DJ Minx Selects: Kevin Saunderson, ‘Belleville Three’ producer who elevated Detroit techno to the top of dance charts

DJ Minx Selects: Techno Icons of Motor City’s Underground Sound, presented by Document Journal and Ray-Ban, chronicles the rich history of dance music in Detroit through the stories of five pioneering artists.

When Kevin Saunderson was selected by DJ Minx as an icon of the Motor City Underground, she described him as being like a big brother that was always a supportive member of the Detroit techno community. Named as one of the infamous “Belleville Three” producers alongside Juan Atkins and Derrick May in the liner notes of the introductory compilation Techno! The New Dance Sound of Detroit, Saunderson in his band Inner City with vocalist Paris Grey elevated the techno sound to the top of the UK and US dance charts in the late 1980s. On his own under his dancefloor-oriented moniker, Reese, his proto-drum and bass experiments with synthesizers and drum machines optimized for maximum emotional impact would lead to the high definition electronic soul of “Just Want Another Chance.” Saunderson, in pursuit of an uplifting and radio-ready sound, reformatted the Motown ideology of assembling hit records for the information age.

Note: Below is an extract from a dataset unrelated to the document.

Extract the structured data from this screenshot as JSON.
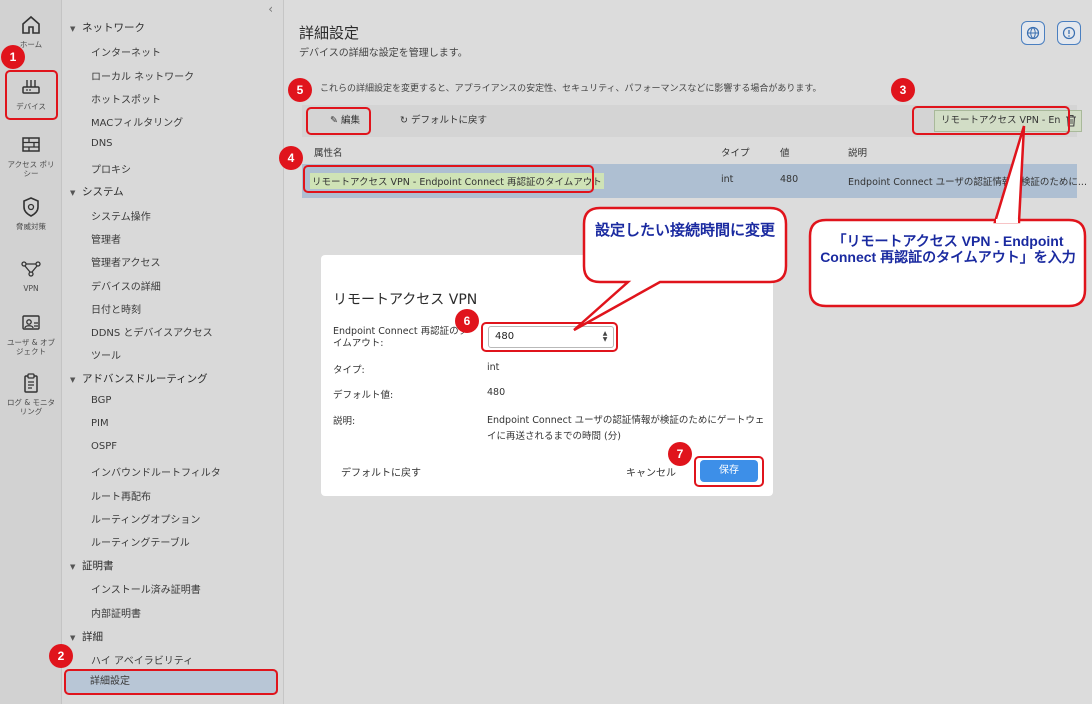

In the mid ’80s, during an extended spring/summer break from classes at Eastern Michigan University, Kevin Saunderson decided to progress from DJing half-hour mix shows multiple days a week on college radio to trying his hand at making music. At the same time, Juan Atkins was collaborating with Rik Davis in the band Cybotron and leading his DJ group called Deep Space. “I was just playing sports and kind of on the outside, but I appreciate that. We weren’t that close,” Kevin Saunderson explains over a phone call that Juan Atkins is actually one or two years older than him and that his interest in techno was provincial until around 1983. “It took me a few more years to kind of grab that vision and learn that skill level.” He adds, “Juan was definitely the first” to produce techno, and “Derrick was like his big sales guy, who was also a kind of protégé, pushed his records.” The origin of techno typically positions the three men as a young trio from the small suburban town of Belleville, Michigan who interpreted the futurist philosophies of businessman Alvin Toffler and the European electronic sounds of Kraftwerk into a dance music phenomenon, but in truth: “We all were kind of just doing our own thing.” The marketing of Techno! The New Dance Sound of Detroit did however centralize the mythology and mindset that Atkins had forged first in the band Cybotron and then on his own as Model 500 while Saunderson, who moved from Brooklyn, New York to Belleville at the age of nine, was still in his first year of college. Saunderson would retell the story as Derrick May moved to Chicago as the house music scene was developing, referencing him selling Frankie Knuckles the Roland TR-909 drum machine that would produce the first house tracks. “Juan was reading Alvin Toffler back then and had the vision and theory about where music was going and where it could go, and the technologies that could support it.”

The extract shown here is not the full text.